The Car presents itself as the epitome of mis-guided 70s horror. It's a slick-looking movie which was released by a major studio. It was helmed by a veteran director who had made a famous western and who probably had no business being near a horror movie. It has a touch of the kind of darkness which often haunted movies from this era. (This shows up in a surprise death.) The result is a film which certainly looks good and has some well-done scenes, but wallows in cheesiness. Therefore, it becomes the perfect fodder for a Mystery Science Theater 3000-style party. That way, you can ask the group why a car which intends to prey on people, and presumably sneak up on people, honks its odd horn when it is still miles away.

The Car won't be coming to your church wedding on Blu-ray Disc courtesy of Shout! Factory. The film has been letterboxed at 2.35:1 and the Disc contains an AVC 1080p HD transfer which runs at an average of 34 Mbps. The image is sharp and clear, showing only trace amounts of grain and very mild defects from the source materials. Shout! Factory has done a nice job of cleaning up the movie, and it probably hasn't looked this good since it was originally screened. The daytime scenes are nicely bright and show very good colors. The level of detail is good and the depth is notable. I was thoroughly impressed with the video here. The Disc carries a DTS-HD Master Audio 5.1 track which runs at 48 kHz and an average of 3.7 Mbps. The track provides clear dialogue and sound effects. This is better than your average rebuilt mono track, as we get some noticeable stereo and surround effects, most of which come from The Car. There is also some notable sounds from the wind. The subwoofer effects are subtle, but they are there.

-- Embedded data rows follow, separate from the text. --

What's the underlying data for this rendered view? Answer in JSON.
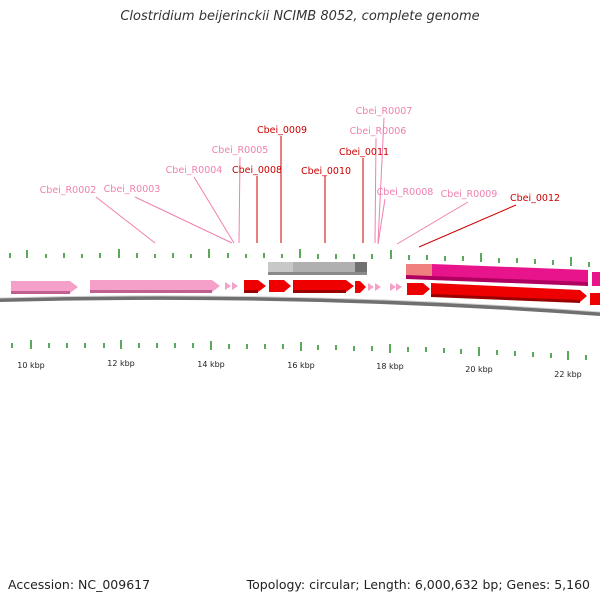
{
  "title": "Clostridium beijerinckii NCIMB 8052, complete genome",
  "footer": {
    "accession": "Accession: NC_009617",
    "stats": "Topology: circular; Length: 6,000,632 bp; Genes: 5,160"
  },
  "colors": {
    "trna": "#f4a0c8",
    "cds": "#ee0000",
    "gene_label_dark": "#cc0000",
    "gene_label_light": "#f080b0",
    "gc_tick": "#228b22",
    "backbone": "#808080",
    "gray_feature": "#b4b4b4",
    "magenta_feature": "#e8148c"
  },
  "scale": {
    "ticks": [
      {
        "label": "10 kbp"
      },
      {
        "label": "12 kbp"
      },
      {
        "label": "14 kbp"
      },
      {
        "label": "16 kbp"
      },
      {
        "label": "18 kbp"
      },
      {
        "label": "20 kbp"
      },
      {
        "label": "22 kbp"
      }
    ]
  },
  "genes": [
    {
      "label": "Cbei_R0002",
      "kind": "trna"
    },
    {
      "label": "Cbei_R0003",
      "kind": "trna"
    },
    {
      "label": "Cbei_R0004",
      "kind": "trna"
    },
    {
      "label": "Cbei_R0005",
      "kind": "trna"
    },
    {
      "label": "Cbei_0008",
      "kind": "cds"
    },
    {
      "label": "Cbei_0009",
      "kind": "cds"
    },
    {
      "label": "Cbei_0010",
      "kind": "cds"
    },
    {
      "label": "Cbei_0011",
      "kind": "cds"
    },
    {
      "label": "Cbei_R0006",
      "kind": "trna"
    },
    {
      "label": "Cbei_R0007",
      "kind": "trna"
    },
    {
      "label": "Cbei_R0008",
      "kind": "trna"
    },
    {
      "label": "Cbei_R0009",
      "kind": "trna"
    },
    {
      "label": "Cbei_0012",
      "kind": "cds"
    }
  ]
}
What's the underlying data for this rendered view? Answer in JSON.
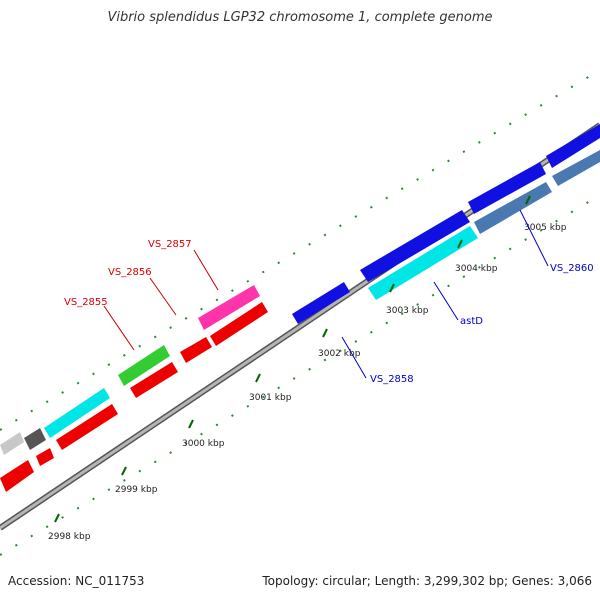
{
  "title": "Vibrio splendidus LGP32 chromosome 1, complete genome",
  "footer": {
    "accession": "Accession: NC_011753",
    "summary": "Topology: circular; Length: 3,299,302 bp; Genes: 3,066"
  },
  "ticks": [
    "2998 kbp",
    "2999 kbp",
    "3000 kbp",
    "3001 kbp",
    "3002 kbp",
    "3003 kbp",
    "3004 kbp",
    "3005 kbp"
  ],
  "gene_labels": {
    "vs2855": "VS_2855",
    "vs2856": "VS_2856",
    "vs2857": "VS_2857",
    "vs2858": "VS_2858",
    "astd": "astD",
    "vs2860": "VS_2860"
  },
  "colors": {
    "red_label": "#dd0000",
    "blue_label": "#0000cc",
    "axis_tick": "#006600"
  }
}
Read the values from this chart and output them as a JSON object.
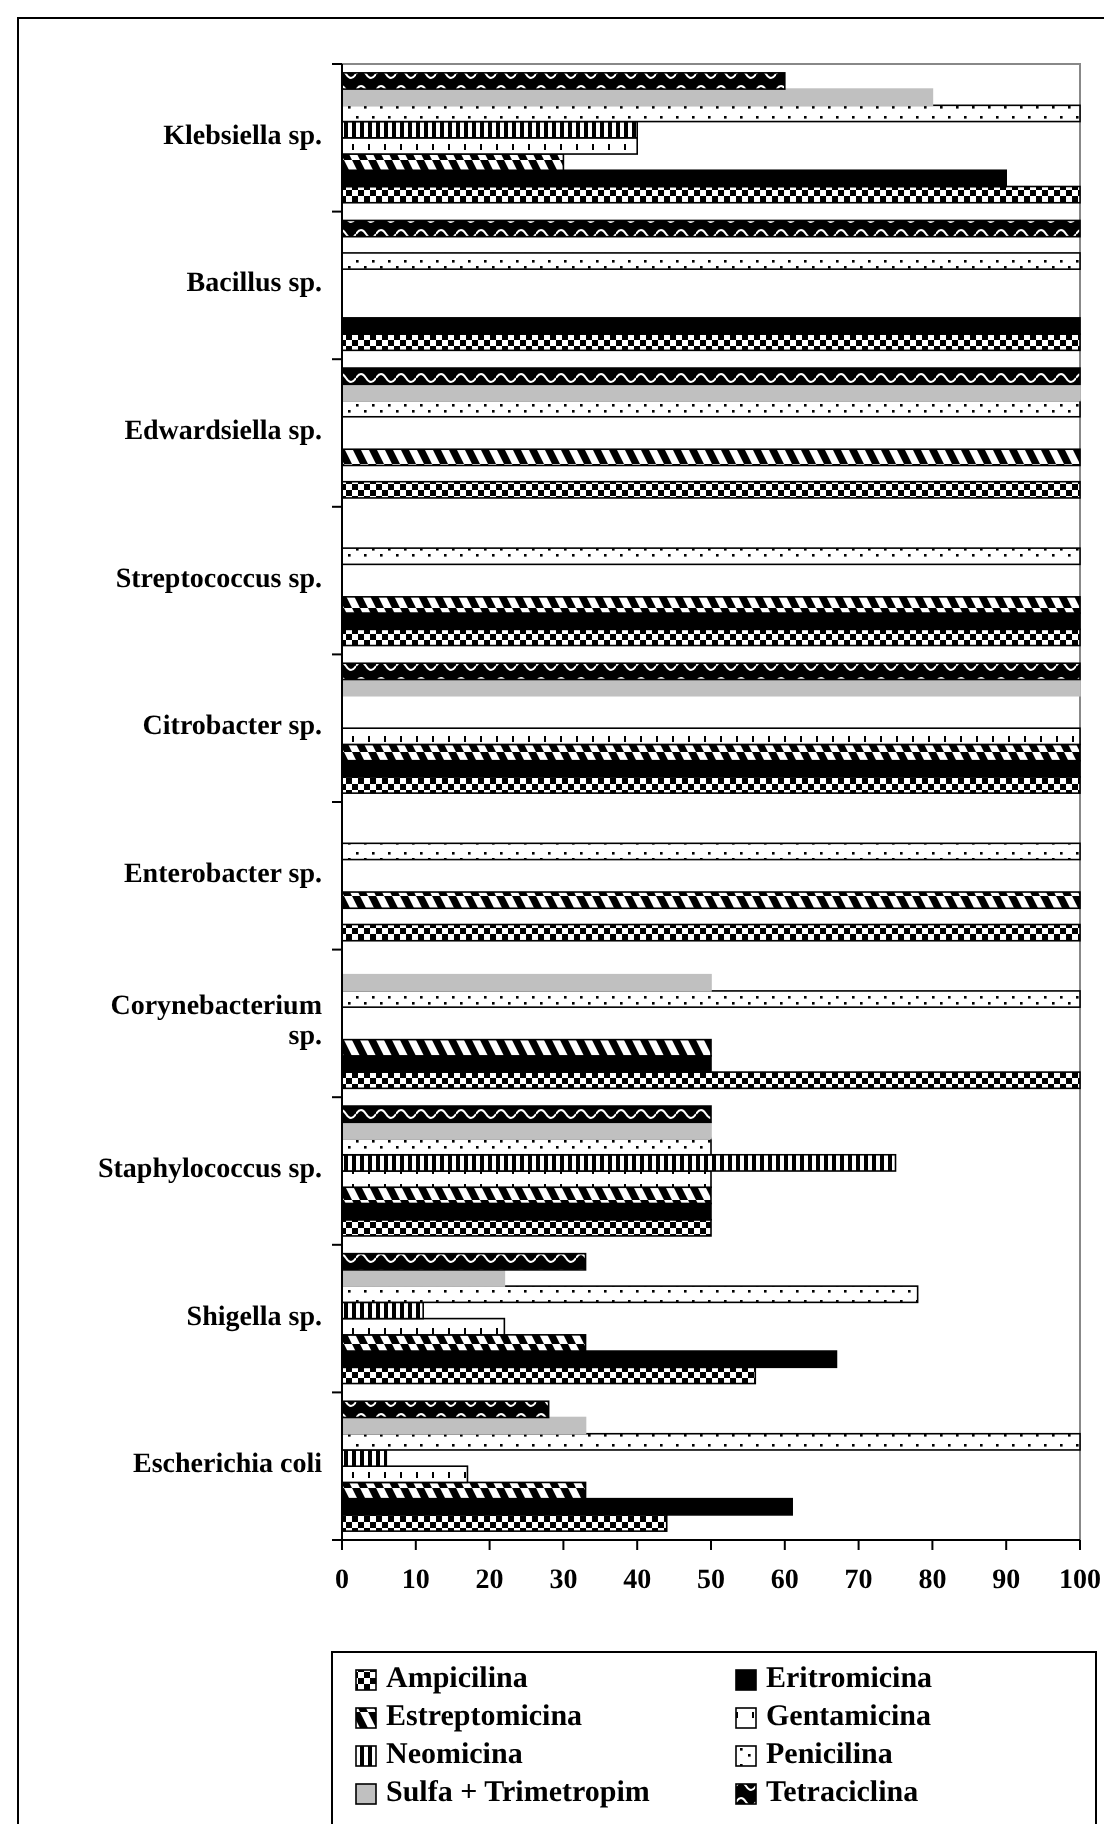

The Car Blu-ray Disc contains a handful of extras. We start with an "Interview with Director Elliot Silverstein" (9 minutes) immediately confirms my theory that The Car was mean to be "Jaws on land". From the outset, Silverstein begins to make excuses for the film, blaming the studio for forcing him to shoot so many daytime scenes. At least he's honest. "Interview with Actress Geraldine Keams" (12 minutes), who actually had a fairly small role in the film, talks about her career and her experiences on the film. "Interview with Actress Melody Thomas Scott" (12 minutes), who is in the opening sequence, gives a very honest assessment of her few days on the set. The extras are rounded out by the THEATRICAL TRAILER, a TV SPOT, several RADIO SPOTS, and a STILL GALLERY.